Outra boa notícia: neste ano, o governo aprovou a profilaxia pré-exposição, ou PrEP, como dizem os médicos. O SUS agora disponibiliza um comprimido que, engolido todo dia, diminui demais o risco de alguém contrair o HIV, caso se sinta vulnerável à infecção. O remédio cria uma barreira para o vírus sete dias após o uso diário, no caso de relações envolvendo o sexo anal. Ou 20 dias depois, para o sexo vaginal. E é bom que se cogite essa alternativa em alguns casos, sem moralismo ou tabu. Fale sobre isso. Fale de vez em quando sobre Aids.
É na falta de vontade de falar (e de ouvir ) a respeito do que nem sempre é leve e fácil que falhamos feio. Sem contar a impressão de que todo mundo já sabe de tudo sobre o tema. Será mesmo? Talvez muita gente saiba de muita coisa. Mas, talvez também, precise de motivação a conta-gotas para que esse conhecimento se transforme em ação.

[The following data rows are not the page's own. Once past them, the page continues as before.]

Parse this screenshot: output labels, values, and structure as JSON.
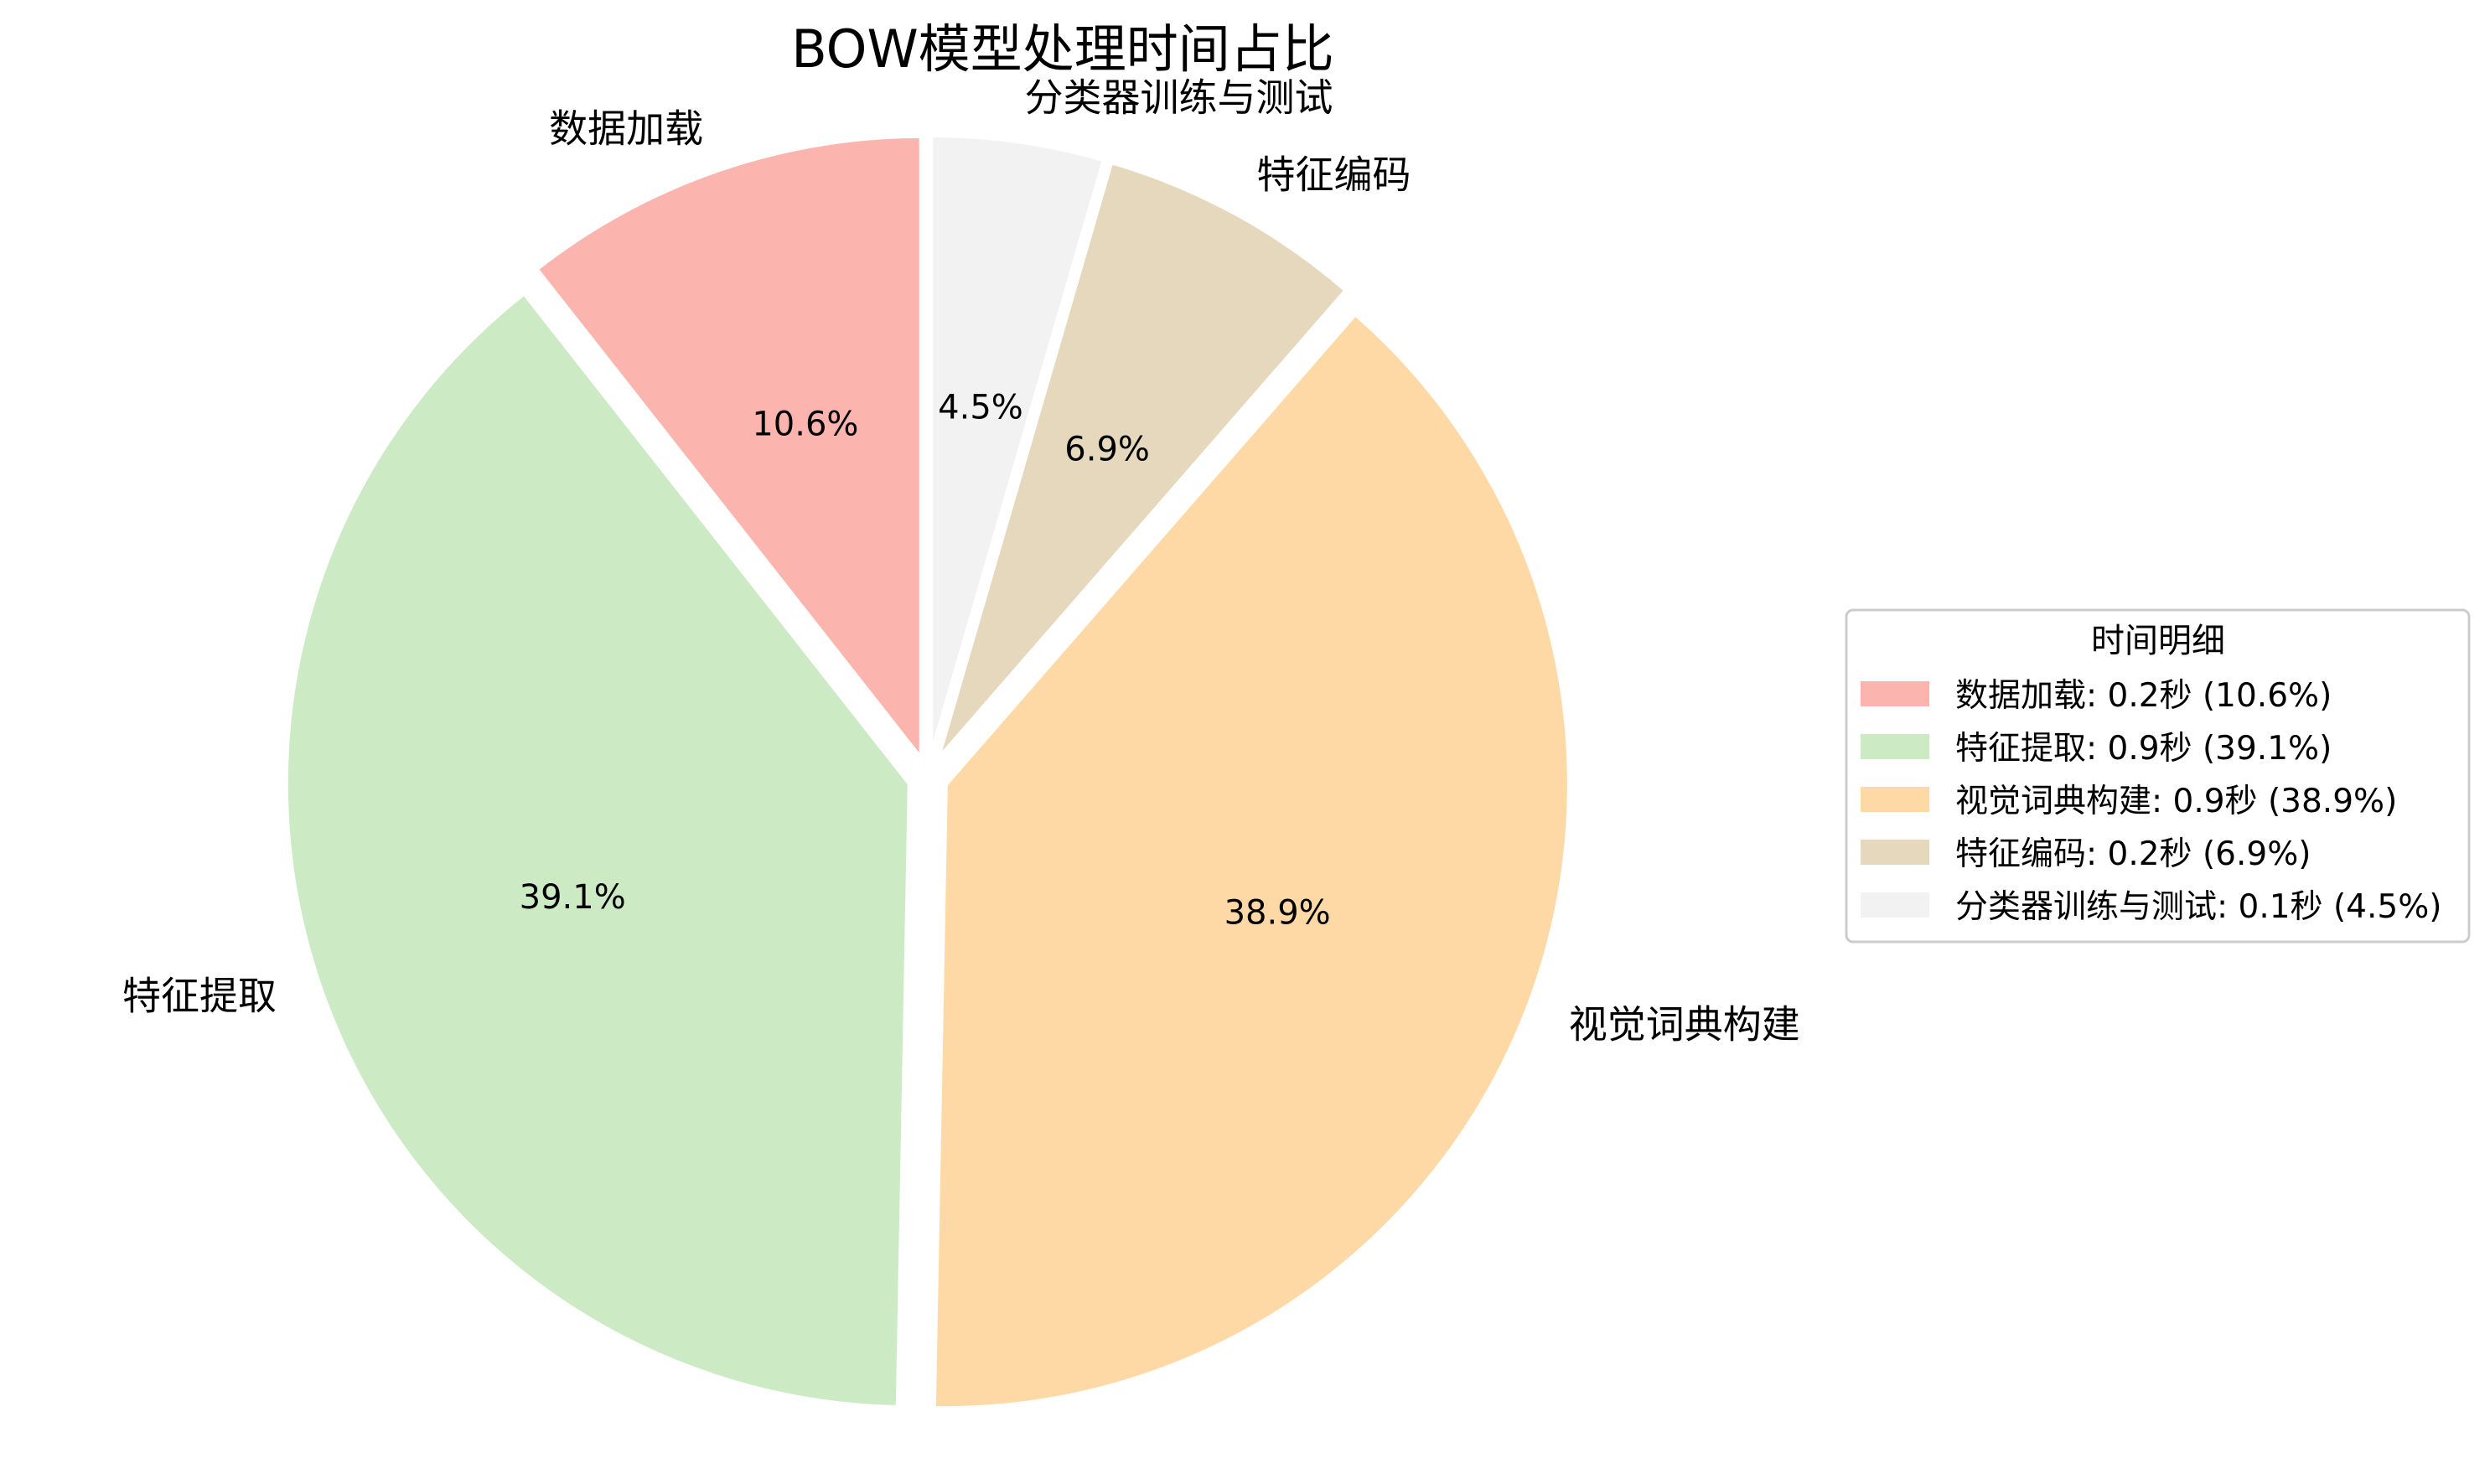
{
  "chart_data": {
    "type": "pie",
    "title": "BOW模型处理时间占比",
    "slices": [
      {
        "label": "数据加载",
        "value": 10.6,
        "pct_label": "10.6%",
        "color": "#fbb4ae",
        "legend": "数据加载: 0.2秒 (10.6%)"
      },
      {
        "label": "特征提取",
        "value": 39.1,
        "pct_label": "39.1%",
        "color": "#ccebc5",
        "legend": "特征提取: 0.9秒 (39.1%)"
      },
      {
        "label": "视觉词典构建",
        "value": 38.9,
        "pct_label": "38.9%",
        "color": "#fed9a6",
        "legend": "视觉词典构建: 0.9秒 (38.9%)"
      },
      {
        "label": "特征编码",
        "value": 6.9,
        "pct_label": "6.9%",
        "color": "#e5d8bd",
        "legend": "特征编码: 0.2秒 (6.9%)"
      },
      {
        "label": "分类器训练与测试",
        "value": 4.5,
        "pct_label": "4.5%",
        "color": "#f2f2f2",
        "legend": "分类器训练与测试: 0.1秒 (4.5%)"
      }
    ],
    "start_angle": "top",
    "direction": "counterclockwise",
    "exploded": true,
    "legend": {
      "title": "时间明细",
      "placement": "right"
    }
  }
}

A epidemia da Aids no país anda estável. Só que isso não é boa notícia, viu? Ora, o número de novas infecções caiu quase 30% até na África Oriental e na Meridional, onde vivem mais de metade dos portadores de HIV do planeta. Portanto, aumentar ou diminuir um pouquinho o número de novos infectados no Brasil está longe de ser um sinal de sucesso
Hoje os jovens mal esquentam a cabeça com Aids e, entre eles, o risco de contaminação cresce. Muitas mulheres continuam abrindo as pernas e os braços para o HIV, temendo perder o parceiro ao exigir que ele use camisinha ou faça o teste. Você também deve ouvir que, na era da "pílula azul", a infecção ganha espaço entre gente madura.
No entanto, conversando com o infectologista Esper Kallas, professor da Universidade de São Paulo, ouvi que esses nem seriam os grupos mais frágeis. Diante dos números, acabei concordando: 18% da população gay das grandes cidades brasileiras têm o HIV. Entre os transsexuais, 30% carregam o vírus. Profissionais do sexo? A resposta é 5%. A discrepância é de cair o queixo, já que a proporção de soropositivos na população em geral é 0,4%. Devemos encarar que esses grupos, então, permanecem à margem da prevenção. Ou não foram alcançamos pelo discurso que muitos de nós achamos velho e chato. Pergunto: podemos mesmo ficar em silêncio?
Também nunca entendi por que só falar da Aids em dezembro e depois, no nosso caso verde-e-amarelo, lá adiante, no Carnaval, como se a festa da vida não rolasse o ano inteiro. E quem faz campanha para os pacatos cidadãos que não saem para a folia?
Vale, sim, ficar repetindo que agora tem a PrEP. E sempre dar aquele empurrãozinho de coragem para quem ainda não fez o teste do HIV. O diagnóstico possibilita frear a transmissão e, mais do isso, o tratamento precoce aumenta demais a qualidade de vida dos portadores.
Sobre a camisinha — pra falar a verdade? — , pensar em doença sexualmente transmissível durante o ziriguidum é algo que desmancha prazeres. Ponto. Justamente por isso o uso do preservativo deveria estar no piloto automático de quem transa. Até para o pensamento não se dar ao trabalho de derrubar a emoção na hora agá. Aviso aos amantes que fazer sexo sem camisinha, em matéria de transmissão do HIV, é sempre uma orgia: você pensa que está transando com uma única pessoa, mas na verdade está levando para a cama (e para o seu corpo) todos os parceiros que ela teve no passado.
Talvez você preferisse que eu lhe falasse de antioxidantes, caminhada e meditação. Entendo. Portanto, obrigada por ter enfrentado o assunto HIV comigo ao longo destas linhas. E vamos nos prometer que, com ou sem laço cor de sangue, iremos nos cuidar mais e ser solidários com todos. Vamos lutar contra a Aids durante o ano inteiro, dentro e fora das timelines.